European officials such as Michael Cashman, who heads a European Parliament group on lesbian, gay, bisexual, and transgender rights, view the ruling as a "landmark decision, and the right one" — but other organizations contend that it didn't go far enough. Amnesty International even called it a "missed opportunity" and a "setback." The organization believes there is too much room for error when the ruling is left up to the EU's many individual states. There will likely be different answers in different countries, leading to confusion across the board.

The EU's ruling echoes the United States' asylum policy in many ways, according to Michelle Gonzalez, an Immigration Law Fellow at Immigration Equality.

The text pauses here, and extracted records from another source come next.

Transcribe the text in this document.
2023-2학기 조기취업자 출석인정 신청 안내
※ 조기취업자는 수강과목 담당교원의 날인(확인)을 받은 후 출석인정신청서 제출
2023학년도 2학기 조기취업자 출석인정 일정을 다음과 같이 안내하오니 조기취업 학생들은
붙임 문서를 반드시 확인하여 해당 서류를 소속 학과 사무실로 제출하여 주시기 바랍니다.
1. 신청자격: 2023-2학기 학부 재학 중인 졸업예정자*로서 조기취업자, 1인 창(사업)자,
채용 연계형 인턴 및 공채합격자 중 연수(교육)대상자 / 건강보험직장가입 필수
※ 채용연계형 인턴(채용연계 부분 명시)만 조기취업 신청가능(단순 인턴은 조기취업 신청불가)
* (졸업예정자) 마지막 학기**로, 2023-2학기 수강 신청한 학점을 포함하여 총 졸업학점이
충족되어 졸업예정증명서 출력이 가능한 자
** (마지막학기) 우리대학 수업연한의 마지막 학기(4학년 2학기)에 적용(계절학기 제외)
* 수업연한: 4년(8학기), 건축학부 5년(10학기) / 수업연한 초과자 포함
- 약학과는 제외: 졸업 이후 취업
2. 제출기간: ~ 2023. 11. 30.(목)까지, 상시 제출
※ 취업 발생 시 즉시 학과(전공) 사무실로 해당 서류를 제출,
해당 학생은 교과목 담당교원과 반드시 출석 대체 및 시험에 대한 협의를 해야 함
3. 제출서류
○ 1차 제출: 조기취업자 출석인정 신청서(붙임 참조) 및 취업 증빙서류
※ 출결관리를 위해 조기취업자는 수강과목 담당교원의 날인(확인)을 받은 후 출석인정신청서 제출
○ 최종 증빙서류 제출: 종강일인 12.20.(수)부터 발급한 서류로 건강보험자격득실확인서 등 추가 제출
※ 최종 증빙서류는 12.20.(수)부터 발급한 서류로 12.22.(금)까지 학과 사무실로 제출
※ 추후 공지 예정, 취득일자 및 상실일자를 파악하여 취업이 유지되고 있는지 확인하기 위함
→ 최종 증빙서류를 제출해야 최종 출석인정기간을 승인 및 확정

"We have immigration judges making the same rulings in individuals immigration cases here in the U.S.," Gonzalez told Bustle. "The law is that an individual may seek asylum based on fear of persecution in their home country because they belong a particular social group. Today, sexual orientation is a well-established particular social group."

Gonzalez says there have been numerous individual victories in the U.S. for people fleeing same-sex persecution in their home countries. The policy, which includes transsexuals and HIV-positive individuals, has been in effect since 1994.

"In the past year, asylum has been won for gay and transgender people from various African countries, including Uganda, Cameroon, and Burkina Faso," Gonzalez says. "This is not a policy applied broadly. It is immigration asylum law, and each person's claim is decided on a case-by-case basis — using the person's own evidence and testimony about their particular social group and country conditions about the treatment of that group."

But on the other side of the ocean, questions about the future remain. Is this the first step in the EU also extending asylum rights worldwide, perhaps for gay people currently persecuted in Russia? One Dutch minister, Frans Timmermans, certainly thinks Russia's anti-gay laws warrant asylum in the Netherlands, at least. "The anti-homosexuality propaganda law has a stigmatizing and discriminatory affect and contributes to a climate of homophobia," Timmermans says.